The choice of wardrobe proves integral to the photograph’s success. The flowing red dress provides both color contrast and movement, its flowing fabric creating visual interest against the rigid geometry of the industrial subject. The model’s pose—casual yet purposeful, one leg slightly forward—suggests confidence rather than confrontation with the massive machine behind her. This approach differs markedly from more aggressive “beauty and the beast” tropes often employed in automotive and industrial photography, opting instead for coexistence rather than contrast.

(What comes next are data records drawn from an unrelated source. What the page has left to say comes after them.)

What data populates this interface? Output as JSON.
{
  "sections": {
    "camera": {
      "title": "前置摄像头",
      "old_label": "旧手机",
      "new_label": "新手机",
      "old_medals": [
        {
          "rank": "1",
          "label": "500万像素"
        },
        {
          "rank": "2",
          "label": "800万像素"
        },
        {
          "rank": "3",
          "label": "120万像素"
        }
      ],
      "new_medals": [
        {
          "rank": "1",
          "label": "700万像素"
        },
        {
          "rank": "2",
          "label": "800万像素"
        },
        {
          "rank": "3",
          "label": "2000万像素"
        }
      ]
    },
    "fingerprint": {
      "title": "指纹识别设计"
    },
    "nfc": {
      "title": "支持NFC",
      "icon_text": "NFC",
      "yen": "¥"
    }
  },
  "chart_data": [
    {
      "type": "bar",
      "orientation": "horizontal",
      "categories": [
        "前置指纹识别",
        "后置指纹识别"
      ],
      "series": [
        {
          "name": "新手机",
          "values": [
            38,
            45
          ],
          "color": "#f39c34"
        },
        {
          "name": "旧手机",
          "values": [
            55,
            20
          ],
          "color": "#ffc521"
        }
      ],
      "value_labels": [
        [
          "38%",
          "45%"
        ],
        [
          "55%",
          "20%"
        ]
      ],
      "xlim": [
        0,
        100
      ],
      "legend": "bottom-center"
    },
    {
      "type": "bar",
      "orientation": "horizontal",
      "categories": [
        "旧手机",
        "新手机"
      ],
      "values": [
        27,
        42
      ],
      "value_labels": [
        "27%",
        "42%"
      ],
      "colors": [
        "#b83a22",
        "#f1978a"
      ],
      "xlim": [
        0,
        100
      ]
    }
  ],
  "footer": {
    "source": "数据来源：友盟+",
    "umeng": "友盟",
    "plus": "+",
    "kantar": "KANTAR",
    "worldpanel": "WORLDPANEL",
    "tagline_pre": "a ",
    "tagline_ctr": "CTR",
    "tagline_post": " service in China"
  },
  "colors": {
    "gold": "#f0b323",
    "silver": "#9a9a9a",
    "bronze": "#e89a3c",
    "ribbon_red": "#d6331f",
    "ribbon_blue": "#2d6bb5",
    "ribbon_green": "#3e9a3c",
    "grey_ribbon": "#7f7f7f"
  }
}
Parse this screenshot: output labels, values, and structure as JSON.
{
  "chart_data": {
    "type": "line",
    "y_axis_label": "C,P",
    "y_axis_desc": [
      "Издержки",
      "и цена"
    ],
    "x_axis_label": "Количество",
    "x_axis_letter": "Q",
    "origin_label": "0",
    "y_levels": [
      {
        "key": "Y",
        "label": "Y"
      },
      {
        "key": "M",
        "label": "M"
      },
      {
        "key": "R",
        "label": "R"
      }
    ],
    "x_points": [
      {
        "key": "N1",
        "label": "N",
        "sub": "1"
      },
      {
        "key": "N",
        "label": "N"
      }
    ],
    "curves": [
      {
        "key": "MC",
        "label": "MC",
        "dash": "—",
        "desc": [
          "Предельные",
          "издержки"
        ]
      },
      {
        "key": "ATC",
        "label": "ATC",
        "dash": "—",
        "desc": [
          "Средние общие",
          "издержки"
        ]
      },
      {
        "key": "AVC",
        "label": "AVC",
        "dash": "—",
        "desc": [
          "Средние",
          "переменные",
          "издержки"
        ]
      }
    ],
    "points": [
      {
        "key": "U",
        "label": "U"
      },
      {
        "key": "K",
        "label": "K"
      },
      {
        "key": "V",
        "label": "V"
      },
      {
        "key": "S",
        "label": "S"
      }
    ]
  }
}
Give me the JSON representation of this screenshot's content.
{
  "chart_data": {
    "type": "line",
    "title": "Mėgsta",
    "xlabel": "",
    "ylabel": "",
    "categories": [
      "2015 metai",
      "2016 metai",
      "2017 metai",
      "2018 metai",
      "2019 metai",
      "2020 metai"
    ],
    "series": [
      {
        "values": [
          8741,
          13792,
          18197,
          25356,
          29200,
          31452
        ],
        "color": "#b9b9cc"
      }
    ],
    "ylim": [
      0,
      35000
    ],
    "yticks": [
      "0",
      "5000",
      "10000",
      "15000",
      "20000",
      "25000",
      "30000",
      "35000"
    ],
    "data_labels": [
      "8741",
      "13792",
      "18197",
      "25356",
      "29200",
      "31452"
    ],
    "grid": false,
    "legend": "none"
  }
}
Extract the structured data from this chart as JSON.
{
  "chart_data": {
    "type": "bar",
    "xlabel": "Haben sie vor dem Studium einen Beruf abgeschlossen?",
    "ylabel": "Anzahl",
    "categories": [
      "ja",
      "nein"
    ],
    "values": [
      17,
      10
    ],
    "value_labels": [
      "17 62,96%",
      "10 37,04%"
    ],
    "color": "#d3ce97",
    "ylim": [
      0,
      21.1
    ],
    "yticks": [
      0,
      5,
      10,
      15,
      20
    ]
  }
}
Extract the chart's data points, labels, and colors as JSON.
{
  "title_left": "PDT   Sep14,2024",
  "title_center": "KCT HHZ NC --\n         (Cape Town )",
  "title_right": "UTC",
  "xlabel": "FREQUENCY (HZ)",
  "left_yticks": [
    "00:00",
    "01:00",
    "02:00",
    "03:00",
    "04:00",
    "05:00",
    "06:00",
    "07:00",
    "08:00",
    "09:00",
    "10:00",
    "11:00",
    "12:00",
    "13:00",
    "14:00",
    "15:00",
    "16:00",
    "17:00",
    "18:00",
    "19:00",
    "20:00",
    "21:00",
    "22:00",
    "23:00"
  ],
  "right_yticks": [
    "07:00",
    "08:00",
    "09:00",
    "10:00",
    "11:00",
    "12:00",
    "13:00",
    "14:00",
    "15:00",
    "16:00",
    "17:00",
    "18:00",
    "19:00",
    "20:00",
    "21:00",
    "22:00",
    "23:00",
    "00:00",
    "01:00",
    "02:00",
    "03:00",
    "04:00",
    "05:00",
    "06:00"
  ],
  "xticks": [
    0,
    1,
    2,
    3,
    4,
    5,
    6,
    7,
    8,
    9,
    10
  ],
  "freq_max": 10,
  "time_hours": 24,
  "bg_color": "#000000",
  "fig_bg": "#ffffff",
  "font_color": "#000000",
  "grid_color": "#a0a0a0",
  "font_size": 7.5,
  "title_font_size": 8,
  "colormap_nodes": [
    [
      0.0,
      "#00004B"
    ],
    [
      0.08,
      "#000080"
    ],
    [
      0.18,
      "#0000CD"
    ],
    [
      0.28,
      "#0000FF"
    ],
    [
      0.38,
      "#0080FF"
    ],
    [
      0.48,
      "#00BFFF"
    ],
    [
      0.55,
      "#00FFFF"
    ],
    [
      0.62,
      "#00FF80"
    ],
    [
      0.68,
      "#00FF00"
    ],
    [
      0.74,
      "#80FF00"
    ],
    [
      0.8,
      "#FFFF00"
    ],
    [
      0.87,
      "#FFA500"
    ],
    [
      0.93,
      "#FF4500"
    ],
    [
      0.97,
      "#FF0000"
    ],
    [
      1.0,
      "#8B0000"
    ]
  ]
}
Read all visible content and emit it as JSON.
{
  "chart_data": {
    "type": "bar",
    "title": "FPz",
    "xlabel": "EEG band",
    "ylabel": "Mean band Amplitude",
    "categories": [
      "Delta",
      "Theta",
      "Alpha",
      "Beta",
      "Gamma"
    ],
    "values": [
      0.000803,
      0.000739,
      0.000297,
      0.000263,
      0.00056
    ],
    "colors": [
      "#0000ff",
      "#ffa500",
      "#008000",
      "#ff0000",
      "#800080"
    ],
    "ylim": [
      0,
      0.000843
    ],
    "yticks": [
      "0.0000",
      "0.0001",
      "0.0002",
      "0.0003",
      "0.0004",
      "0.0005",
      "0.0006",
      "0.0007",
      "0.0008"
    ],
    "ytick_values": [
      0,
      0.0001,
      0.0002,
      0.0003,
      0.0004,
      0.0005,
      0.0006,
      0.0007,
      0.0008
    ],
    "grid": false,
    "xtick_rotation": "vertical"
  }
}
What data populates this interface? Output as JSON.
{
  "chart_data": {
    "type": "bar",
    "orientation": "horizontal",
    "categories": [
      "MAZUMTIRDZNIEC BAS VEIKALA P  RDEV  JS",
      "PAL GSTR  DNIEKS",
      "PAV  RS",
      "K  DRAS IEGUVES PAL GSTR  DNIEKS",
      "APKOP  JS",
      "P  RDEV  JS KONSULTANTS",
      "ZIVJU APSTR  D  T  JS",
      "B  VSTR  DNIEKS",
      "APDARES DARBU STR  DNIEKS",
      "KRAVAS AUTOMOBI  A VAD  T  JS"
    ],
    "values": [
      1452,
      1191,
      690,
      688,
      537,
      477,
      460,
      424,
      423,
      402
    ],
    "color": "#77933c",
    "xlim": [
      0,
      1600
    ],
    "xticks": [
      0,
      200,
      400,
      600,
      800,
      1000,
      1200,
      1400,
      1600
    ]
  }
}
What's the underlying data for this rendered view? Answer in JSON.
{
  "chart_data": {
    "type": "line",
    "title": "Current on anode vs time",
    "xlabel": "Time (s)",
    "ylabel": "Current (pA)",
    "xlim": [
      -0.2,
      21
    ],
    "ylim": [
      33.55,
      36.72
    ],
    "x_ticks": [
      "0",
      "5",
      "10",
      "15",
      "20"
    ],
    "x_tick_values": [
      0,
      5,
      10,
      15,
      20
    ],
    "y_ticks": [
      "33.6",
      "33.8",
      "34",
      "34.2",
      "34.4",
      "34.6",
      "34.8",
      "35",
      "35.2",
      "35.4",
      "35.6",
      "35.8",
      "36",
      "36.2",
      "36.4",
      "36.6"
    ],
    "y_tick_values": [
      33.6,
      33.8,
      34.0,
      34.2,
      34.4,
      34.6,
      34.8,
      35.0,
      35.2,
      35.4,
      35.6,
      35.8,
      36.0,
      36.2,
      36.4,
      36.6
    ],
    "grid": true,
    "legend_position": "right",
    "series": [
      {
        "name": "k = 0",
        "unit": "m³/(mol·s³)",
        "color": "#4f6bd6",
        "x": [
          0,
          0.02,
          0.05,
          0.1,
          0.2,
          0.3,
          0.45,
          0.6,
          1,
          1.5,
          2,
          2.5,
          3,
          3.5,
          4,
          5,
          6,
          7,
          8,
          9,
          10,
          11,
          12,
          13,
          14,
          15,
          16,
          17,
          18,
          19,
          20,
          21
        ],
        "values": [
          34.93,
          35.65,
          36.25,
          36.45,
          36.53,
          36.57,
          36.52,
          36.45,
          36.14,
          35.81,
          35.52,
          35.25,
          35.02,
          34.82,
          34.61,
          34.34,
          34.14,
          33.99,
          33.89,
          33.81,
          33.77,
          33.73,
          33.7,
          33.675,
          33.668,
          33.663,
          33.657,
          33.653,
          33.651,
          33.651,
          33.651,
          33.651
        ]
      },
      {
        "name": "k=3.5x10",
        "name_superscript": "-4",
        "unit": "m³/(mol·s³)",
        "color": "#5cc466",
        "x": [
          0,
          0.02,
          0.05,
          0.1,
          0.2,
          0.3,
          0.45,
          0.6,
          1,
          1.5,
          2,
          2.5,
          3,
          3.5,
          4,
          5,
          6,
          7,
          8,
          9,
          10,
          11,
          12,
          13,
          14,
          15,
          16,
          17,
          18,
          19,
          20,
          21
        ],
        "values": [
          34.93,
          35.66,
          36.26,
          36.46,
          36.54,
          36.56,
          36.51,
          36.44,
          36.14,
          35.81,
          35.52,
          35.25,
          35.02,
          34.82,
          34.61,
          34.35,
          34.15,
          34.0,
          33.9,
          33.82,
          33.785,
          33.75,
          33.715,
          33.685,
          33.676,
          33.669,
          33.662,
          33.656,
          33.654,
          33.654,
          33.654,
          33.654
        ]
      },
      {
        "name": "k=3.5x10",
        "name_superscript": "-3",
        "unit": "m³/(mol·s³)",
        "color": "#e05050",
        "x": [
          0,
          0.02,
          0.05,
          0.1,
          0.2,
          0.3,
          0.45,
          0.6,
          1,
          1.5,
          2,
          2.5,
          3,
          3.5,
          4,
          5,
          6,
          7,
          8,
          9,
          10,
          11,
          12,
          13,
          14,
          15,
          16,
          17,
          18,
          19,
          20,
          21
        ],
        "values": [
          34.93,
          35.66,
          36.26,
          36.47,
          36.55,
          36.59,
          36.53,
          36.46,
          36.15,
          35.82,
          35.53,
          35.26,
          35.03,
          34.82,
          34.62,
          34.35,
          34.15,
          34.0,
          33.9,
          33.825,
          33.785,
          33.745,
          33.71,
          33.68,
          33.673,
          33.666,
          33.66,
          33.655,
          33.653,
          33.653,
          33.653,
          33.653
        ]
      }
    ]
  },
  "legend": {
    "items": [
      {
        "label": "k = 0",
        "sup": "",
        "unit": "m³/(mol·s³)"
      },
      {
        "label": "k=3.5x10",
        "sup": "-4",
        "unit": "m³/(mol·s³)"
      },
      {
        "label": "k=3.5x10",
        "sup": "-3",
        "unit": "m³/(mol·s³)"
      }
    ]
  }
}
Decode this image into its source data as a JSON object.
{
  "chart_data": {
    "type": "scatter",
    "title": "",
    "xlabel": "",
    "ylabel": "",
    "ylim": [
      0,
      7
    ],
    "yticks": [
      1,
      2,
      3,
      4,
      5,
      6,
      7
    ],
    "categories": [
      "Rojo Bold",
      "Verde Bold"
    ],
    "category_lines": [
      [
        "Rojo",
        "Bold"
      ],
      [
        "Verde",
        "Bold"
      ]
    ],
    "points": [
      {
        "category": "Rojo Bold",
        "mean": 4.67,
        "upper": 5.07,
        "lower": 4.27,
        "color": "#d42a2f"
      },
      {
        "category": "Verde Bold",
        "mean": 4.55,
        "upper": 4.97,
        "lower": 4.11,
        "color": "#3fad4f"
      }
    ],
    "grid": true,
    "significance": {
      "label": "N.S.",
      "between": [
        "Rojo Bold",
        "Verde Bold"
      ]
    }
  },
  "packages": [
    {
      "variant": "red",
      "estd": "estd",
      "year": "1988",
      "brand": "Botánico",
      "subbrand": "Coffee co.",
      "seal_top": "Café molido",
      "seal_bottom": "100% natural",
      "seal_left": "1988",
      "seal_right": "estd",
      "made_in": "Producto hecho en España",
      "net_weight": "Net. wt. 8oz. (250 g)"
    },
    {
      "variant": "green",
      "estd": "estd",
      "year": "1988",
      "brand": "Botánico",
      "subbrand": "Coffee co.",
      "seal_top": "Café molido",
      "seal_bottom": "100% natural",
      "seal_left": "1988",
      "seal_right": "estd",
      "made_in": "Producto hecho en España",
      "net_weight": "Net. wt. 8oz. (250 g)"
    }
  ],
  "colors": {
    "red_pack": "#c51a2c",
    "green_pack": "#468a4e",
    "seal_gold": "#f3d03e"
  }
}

Within the context of Chapter 4’s documentation of workshop and collaborative shooting experiences, this photograph demonstrates the photographer’s ability to execute complex concepts under time constraints typical of group shooting events. Portrait Slam workshops challenge participants to work efficiently in unfamiliar locations with coordinated models and lighting setups, requiring both technical proficiency and decisive artistic vision. The inclusion of this image in the Top 100 Journey suggests Urbano views such collaborative environments not as limitations but as catalysts for ambitious work.

The photograph also reflects broader themes in contemporary portrait photography, where environmental context carries equal weight to subject representation. The locomotive serves as cultural artifact—a symbol of westward expansion, industrial heritage, and American rail history—while simultaneously functioning as pure visual element. This duality enriches the image beyond simple fashion or glamour photography, situating it within traditions of documentary-informed portraiture.

Ultimately, this work from Portrait Slam 2024 exemplifies the photographer’s mature approach to environmental portraiture: technically sophisticated, conceptually layered, and visually arresting without sacrificing authenticity or becoming mere spectacle.